The club, which dates to 1908, moved to its present site on the outskirts of the city in 1916, when Tillinghast was employed to redesign an existing course.
Jones says much of the character of the original Tillinghast design had faded over the years, and, that with limited historical documentation available, the challenge was imagining what Tillinghast had intended for the site.
“We took inspiration from what we did at Baltusrol’s Upper and Lower courses,” Jones said. “Mindful of the membership’s expectations, we tried to instill Tillinghast’s design imperatives back into the golf course.” He noted that while the layout and sequence of the golf holes did not change, nearly everything else on the course is new.
The US$4.7 million construction budget had to cover the installation of a new irrigation system and pumphouse, which together accounted for a third of the sum.
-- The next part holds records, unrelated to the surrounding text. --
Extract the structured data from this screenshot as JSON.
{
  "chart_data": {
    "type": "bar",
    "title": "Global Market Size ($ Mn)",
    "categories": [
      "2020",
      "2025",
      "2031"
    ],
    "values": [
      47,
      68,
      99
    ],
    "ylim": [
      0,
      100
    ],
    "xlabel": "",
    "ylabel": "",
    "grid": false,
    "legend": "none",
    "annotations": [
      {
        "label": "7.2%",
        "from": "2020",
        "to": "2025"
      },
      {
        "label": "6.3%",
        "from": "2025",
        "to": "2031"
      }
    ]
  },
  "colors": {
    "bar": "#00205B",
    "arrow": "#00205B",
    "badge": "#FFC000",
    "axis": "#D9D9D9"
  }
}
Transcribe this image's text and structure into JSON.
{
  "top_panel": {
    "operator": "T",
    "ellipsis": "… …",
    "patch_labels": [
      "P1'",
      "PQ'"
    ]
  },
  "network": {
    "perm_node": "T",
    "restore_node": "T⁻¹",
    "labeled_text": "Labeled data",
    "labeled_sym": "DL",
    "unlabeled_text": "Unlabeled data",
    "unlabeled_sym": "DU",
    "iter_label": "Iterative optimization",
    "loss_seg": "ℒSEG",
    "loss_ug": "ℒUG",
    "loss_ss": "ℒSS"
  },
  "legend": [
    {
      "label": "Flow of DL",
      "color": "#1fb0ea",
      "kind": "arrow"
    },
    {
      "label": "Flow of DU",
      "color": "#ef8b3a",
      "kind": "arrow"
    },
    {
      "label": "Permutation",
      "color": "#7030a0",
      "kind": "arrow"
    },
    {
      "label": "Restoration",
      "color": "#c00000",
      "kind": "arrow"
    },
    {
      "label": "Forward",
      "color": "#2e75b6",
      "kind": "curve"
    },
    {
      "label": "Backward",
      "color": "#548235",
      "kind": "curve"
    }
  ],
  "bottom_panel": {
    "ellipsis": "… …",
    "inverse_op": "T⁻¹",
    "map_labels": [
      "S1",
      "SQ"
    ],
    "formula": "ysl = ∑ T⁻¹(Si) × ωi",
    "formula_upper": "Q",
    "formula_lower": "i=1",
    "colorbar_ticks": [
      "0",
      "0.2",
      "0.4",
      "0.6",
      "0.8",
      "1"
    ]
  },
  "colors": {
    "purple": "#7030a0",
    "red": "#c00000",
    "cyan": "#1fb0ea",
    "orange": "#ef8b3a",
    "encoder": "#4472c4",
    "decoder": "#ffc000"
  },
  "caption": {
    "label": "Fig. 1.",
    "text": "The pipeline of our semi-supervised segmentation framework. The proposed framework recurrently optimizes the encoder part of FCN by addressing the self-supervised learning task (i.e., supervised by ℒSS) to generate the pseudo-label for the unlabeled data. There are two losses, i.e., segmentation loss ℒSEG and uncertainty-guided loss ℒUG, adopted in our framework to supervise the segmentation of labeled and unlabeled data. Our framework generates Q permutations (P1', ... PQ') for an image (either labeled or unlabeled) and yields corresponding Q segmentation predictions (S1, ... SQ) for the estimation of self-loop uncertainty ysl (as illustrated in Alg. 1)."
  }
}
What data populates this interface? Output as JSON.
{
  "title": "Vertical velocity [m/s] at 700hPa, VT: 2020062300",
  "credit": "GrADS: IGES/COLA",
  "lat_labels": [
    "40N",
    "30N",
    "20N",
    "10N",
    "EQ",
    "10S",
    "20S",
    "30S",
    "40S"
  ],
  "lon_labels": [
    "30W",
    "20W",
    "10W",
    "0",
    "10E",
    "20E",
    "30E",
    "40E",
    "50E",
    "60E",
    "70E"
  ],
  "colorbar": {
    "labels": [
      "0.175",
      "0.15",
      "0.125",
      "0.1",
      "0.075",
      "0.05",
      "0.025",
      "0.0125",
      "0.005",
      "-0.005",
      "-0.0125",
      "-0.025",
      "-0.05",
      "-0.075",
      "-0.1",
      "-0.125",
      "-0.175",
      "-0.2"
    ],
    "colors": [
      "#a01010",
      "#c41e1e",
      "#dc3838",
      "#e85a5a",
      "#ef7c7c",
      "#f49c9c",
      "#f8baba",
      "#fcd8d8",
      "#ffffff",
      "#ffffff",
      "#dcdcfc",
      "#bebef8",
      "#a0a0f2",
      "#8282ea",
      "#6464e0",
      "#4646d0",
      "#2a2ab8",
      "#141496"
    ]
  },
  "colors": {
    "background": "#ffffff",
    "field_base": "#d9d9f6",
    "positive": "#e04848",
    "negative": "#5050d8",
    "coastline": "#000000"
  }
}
The remainder, Jones noted, was spent on building eighteen new USGA greens and surrounds, rebuilding and relocating tees, new fairway bunkering, regrading fairways for better surface drainage, and other infrastructure works. “We were able to squeeze every last drop out of the allocated budget,” Jones said. “We proved that with the right team and a good contractor in place, we can do a lot of quality work on a limited budget.”
The front nine has been grassed this autumn, ahead of a planned June 2011 reopening. Greens were seeded with a new strain of heat-tolerant bentgrass, while the fairways are bermuda.
“We’ve added some length — the revised course will stretch to just over 7,000 yards, par 70 — and greatly varied the yardages on the par fours,” said Jones’s associate Bryce Swanson.